Dataloader is too slow? Please help!

shwe87 · June 14, 2020, 8:51pm

Hello,

My custom dataset get item is as follows:

def __getitem__(self, idx):
        """
        INPUT:
        idx: The file path to the audio
        RETURNS:
        - waveform (Tensor): The waveform that the torchaudio returns.
        - sample rate (int): The sample rate that the torchaudio library returns.
        """
        # Load audio
        print("Get Data Item")
        full_path = self.root_dir + self.data.iloc[idx, 0]
        #The sampling rate that torchaudio uses for these audios are: 22050
        sample_rate = 8000
        waveform, sample_rate = librosa.load(full_path, sr=sample_rate)
        #Randomly inject noise
        #inject = choice([0, 1])
        #if inject:
        #    waveform = inject_noise(waveform)       
        # Load text from pandas
        utterance = self.data.iloc[idx, 2]
        # Get the spectrogram if f_type = 'spec'
        if (self.f_type == 'spec'):
            signal = librosa.feature.melspectrogram(y=waveform, sr=sample_rate)
        else:
            signal = librosa.feature.mfcc(y=waveform, sr=sample_rate, n_mfcc=13)
        # Return the spectrogram and the label
        #Scale the spectrograms:
        #scale(spectrogram)
        print("Return Data Item")
        return (
            signal,
            utterance
        )

My collate function (for transformation and padding):

# The following code will be for collat_fn for the pytorch dataloader function    
def data_processing(audio_data):
    spectrograms = []
    labels = []
    input_lengths = []
    label_lengths = []
    print("data processing")
    for (spec,label) in audio_data:
        #The spectrogram is in (128, 407) and (128, 355) for example but later on for padding the function expects (407, 128) and (355, 128). So we need to transpose the matrices.
        spectrograms.append(torch.Tensor(spec.transpose()))
        t = textprocessor.TextProcessor()
        label = torch.Tensor(t.text2int(text=label))
        labels.append(label)
        input_lengths.append(spec.shape[0]//2)
        label_lengths.append(len(label))
    print("Start padding")
    spec_pad = torch.nn.utils.rnn.pad_sequence(spectrograms, batch_first=True).unsqueeze(1).transpose(2,3)   #(batch, channel=1, features, time )
    label_pad = torch.nn.utils.rnn.pad_sequence(labels, batch_first=True)
    print("Finish padding")
    return spec_pad, label_pad, input_lengths, label_lengths

My dataloaders:

train_loader = DataLoader(dataset=train_dataset, batch_size=batch_size,shuffle=True,drop_last=True,collate_fn=lambda x: data_processing(x), **kwargs )
valid_loader = DataLoader(dataset=val_dataset, batch_size=batch_size,shuffle=False,drop_last=True,collate_fn=lambda x: data_processing(x), **kwargs)
test_loader = DataLoader(dataset=train_dataset, batch_size=batch_size,shuffle=False,drop_last=True,collate_fn=lambda x: data_processing(x), **kwargs)
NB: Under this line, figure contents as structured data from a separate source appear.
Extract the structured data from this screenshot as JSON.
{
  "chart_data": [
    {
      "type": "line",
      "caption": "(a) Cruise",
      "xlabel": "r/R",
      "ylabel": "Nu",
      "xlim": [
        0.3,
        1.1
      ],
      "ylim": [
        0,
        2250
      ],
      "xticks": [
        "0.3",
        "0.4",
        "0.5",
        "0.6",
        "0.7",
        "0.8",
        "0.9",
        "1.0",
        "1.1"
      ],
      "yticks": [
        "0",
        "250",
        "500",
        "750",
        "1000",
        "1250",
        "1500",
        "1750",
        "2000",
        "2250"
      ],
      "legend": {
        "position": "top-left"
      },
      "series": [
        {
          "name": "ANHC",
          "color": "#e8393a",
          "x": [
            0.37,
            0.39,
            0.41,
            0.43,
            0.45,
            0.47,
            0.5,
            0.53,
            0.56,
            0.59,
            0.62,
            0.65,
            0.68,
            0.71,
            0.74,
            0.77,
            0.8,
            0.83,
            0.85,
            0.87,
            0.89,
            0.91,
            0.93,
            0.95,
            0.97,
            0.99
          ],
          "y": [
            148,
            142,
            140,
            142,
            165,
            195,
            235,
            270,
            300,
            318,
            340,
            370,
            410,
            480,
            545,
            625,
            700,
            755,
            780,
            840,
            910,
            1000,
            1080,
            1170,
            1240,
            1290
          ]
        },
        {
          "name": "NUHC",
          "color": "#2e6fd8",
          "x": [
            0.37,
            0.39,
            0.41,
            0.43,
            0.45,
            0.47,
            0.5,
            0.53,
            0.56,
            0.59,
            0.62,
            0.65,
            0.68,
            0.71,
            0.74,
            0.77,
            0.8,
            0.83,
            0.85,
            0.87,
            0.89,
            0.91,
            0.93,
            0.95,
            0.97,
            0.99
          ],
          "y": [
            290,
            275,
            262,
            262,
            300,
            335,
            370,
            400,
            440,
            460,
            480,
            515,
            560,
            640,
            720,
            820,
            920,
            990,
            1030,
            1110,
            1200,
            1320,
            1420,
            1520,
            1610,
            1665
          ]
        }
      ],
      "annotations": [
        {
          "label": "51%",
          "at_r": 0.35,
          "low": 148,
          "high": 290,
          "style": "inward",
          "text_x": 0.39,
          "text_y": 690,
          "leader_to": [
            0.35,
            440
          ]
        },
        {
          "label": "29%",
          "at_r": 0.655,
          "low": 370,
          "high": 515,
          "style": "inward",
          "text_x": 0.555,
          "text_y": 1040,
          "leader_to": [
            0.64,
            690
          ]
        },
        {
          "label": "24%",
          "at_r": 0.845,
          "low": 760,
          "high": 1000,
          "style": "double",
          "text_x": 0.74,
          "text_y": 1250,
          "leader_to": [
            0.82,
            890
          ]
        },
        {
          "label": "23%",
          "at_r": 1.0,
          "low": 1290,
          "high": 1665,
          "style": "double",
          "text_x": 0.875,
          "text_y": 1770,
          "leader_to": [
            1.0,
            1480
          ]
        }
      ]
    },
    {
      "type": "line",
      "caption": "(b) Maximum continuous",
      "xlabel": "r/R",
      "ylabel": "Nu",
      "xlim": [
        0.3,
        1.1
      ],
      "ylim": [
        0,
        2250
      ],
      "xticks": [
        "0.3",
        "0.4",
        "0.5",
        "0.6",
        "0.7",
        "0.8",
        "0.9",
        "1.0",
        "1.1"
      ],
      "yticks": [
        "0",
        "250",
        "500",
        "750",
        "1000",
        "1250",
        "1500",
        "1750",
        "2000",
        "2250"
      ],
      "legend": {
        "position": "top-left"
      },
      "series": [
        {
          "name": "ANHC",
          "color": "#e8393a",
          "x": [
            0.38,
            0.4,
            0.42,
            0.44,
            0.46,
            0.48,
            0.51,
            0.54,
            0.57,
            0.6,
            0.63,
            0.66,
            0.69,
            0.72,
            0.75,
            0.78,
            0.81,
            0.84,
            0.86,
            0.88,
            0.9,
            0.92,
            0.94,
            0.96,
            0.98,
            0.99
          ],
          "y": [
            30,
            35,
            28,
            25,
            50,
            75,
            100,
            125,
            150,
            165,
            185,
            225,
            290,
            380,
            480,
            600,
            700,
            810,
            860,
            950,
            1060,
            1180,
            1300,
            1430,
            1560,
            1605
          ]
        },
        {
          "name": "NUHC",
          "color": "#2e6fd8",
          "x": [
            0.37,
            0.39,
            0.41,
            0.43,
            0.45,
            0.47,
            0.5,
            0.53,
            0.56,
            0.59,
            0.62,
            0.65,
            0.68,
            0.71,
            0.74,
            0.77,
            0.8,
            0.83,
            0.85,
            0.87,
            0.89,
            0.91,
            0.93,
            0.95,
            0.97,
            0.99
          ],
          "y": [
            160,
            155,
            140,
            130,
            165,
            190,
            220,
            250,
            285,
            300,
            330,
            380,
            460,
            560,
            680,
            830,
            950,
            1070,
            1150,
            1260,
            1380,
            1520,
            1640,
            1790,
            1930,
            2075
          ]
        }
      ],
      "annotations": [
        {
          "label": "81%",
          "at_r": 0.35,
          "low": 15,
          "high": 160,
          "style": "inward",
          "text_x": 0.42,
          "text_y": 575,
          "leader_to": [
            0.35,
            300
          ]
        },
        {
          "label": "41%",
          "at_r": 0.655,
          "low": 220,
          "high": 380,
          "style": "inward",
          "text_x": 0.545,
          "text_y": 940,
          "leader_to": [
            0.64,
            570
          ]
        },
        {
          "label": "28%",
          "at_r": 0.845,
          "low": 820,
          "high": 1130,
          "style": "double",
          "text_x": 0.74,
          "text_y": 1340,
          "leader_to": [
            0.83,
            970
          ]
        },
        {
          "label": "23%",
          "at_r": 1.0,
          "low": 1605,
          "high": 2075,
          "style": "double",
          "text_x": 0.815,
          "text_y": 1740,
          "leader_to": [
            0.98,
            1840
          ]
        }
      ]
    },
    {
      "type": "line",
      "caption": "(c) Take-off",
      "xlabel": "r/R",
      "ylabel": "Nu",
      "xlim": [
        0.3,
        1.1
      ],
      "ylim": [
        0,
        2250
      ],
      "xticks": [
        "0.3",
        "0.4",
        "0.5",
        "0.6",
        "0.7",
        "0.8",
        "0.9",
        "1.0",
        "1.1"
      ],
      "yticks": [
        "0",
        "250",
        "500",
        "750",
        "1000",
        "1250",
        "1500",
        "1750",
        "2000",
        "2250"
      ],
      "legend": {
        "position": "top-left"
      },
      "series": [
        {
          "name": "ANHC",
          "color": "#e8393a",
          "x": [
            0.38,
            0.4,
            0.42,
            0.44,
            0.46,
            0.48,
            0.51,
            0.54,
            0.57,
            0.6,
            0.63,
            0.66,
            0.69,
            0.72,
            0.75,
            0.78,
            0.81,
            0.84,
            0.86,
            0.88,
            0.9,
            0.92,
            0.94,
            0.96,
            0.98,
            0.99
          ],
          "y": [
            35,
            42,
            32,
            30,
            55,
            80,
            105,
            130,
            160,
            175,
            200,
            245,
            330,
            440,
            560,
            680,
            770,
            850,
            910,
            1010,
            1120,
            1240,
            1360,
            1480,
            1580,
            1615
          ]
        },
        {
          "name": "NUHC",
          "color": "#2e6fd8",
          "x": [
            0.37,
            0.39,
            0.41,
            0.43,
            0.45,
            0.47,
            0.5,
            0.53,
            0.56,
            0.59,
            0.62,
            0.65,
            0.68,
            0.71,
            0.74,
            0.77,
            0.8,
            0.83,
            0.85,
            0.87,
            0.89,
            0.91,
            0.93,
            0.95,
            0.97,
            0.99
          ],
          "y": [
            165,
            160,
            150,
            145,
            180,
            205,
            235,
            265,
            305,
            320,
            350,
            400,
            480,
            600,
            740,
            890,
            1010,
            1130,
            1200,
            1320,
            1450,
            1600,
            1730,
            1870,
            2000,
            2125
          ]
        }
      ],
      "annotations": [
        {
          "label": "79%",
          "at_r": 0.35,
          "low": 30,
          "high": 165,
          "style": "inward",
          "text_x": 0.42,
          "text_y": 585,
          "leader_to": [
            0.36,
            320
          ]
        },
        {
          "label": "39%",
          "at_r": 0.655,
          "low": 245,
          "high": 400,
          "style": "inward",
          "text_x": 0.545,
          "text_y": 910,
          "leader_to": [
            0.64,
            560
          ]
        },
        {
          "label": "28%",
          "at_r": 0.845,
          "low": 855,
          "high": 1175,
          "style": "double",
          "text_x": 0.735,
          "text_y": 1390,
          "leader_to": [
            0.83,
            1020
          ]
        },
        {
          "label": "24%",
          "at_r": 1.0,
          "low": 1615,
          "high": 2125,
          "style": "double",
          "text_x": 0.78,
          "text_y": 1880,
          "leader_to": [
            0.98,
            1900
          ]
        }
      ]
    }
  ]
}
I am not sure if there is any flaw in my code?? Do I need to do the packed sequence??? I just think that the dataloading is taking too long.
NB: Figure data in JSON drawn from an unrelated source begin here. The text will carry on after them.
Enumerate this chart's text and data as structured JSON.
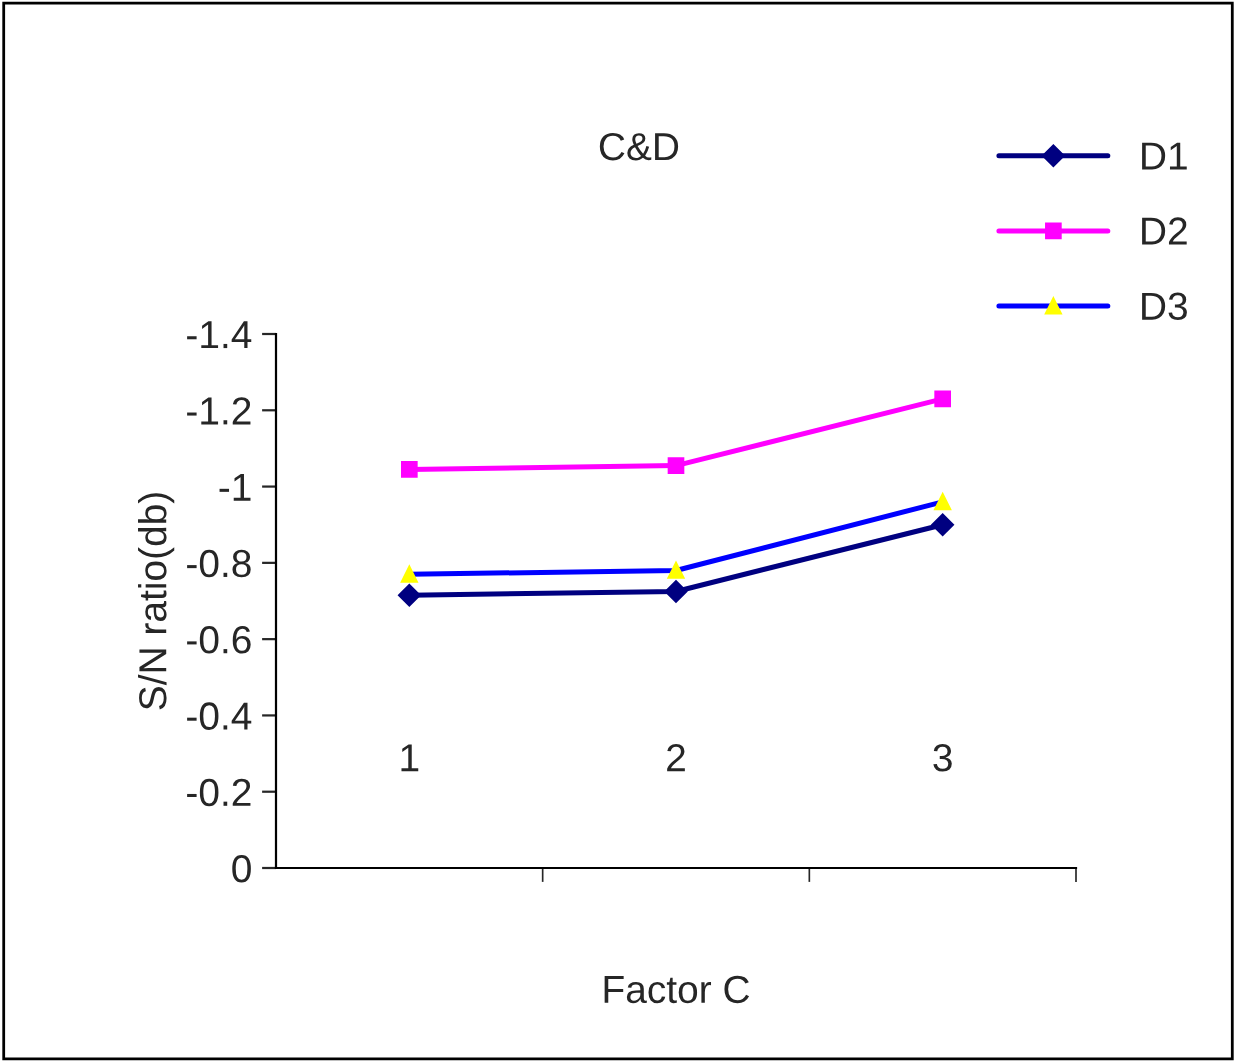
{
  "chart_data": {
    "type": "line",
    "title": "C&D",
    "xlabel": "Factor C",
    "ylabel": "S/N ratio(db)",
    "categories": [
      "1",
      "2",
      "3"
    ],
    "series": [
      {
        "name": "D1",
        "color": "#000080",
        "marker": "diamond",
        "values": [
          -0.715,
          -0.725,
          -0.9
        ]
      },
      {
        "name": "D2",
        "color": "#ff00ff",
        "marker": "square",
        "values": [
          -1.045,
          -1.055,
          -1.23
        ]
      },
      {
        "name": "D3",
        "color": "#0000ff",
        "colors": [
          "#ffff00",
          "#ffff00",
          "#ffff00"
        ],
        "marker": "triangle",
        "values": [
          -0.77,
          -0.78,
          -0.96
        ]
      }
    ],
    "ylim": [
      0,
      -1.4
    ],
    "yticks": [
      -1.4,
      -1.2,
      -1,
      -0.8,
      -0.6,
      -0.4,
      -0.2,
      0
    ],
    "grid": false,
    "legend": "top right",
    "line_style": "solid"
  }
}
My training set is of length 8812 audios and I calculated that with batch size of 32 with number of workers=4 on GPU, it takes about 20seconds to load the data + pass the model and get the loss. Is that a reasonable time?
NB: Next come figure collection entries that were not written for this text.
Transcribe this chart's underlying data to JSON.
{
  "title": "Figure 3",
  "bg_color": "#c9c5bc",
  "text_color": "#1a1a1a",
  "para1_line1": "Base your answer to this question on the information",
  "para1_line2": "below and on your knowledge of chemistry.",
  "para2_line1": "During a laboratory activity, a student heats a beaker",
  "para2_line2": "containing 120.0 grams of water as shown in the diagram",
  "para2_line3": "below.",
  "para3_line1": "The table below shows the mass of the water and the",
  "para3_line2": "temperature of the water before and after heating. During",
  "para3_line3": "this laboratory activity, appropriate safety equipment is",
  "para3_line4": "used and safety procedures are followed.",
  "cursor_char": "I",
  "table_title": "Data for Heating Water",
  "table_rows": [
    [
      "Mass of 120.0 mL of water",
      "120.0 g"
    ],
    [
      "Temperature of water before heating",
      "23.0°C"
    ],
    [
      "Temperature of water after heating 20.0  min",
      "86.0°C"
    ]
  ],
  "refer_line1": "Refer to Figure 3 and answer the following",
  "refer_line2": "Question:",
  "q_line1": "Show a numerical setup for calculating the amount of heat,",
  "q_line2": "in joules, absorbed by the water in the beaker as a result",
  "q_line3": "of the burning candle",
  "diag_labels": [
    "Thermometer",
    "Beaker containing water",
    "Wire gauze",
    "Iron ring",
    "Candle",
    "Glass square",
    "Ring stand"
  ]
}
Please, I really need help, I am feeling helpless, not sure what I am doing wrong…

Thank you so much.

shwe87 · June 15, 2020, 2:04am

I found out that when I used this same dataset as a script util file, the loading was very low.

When I added this same code in the main notebook, the data loading time decreased drastically… Not sure why…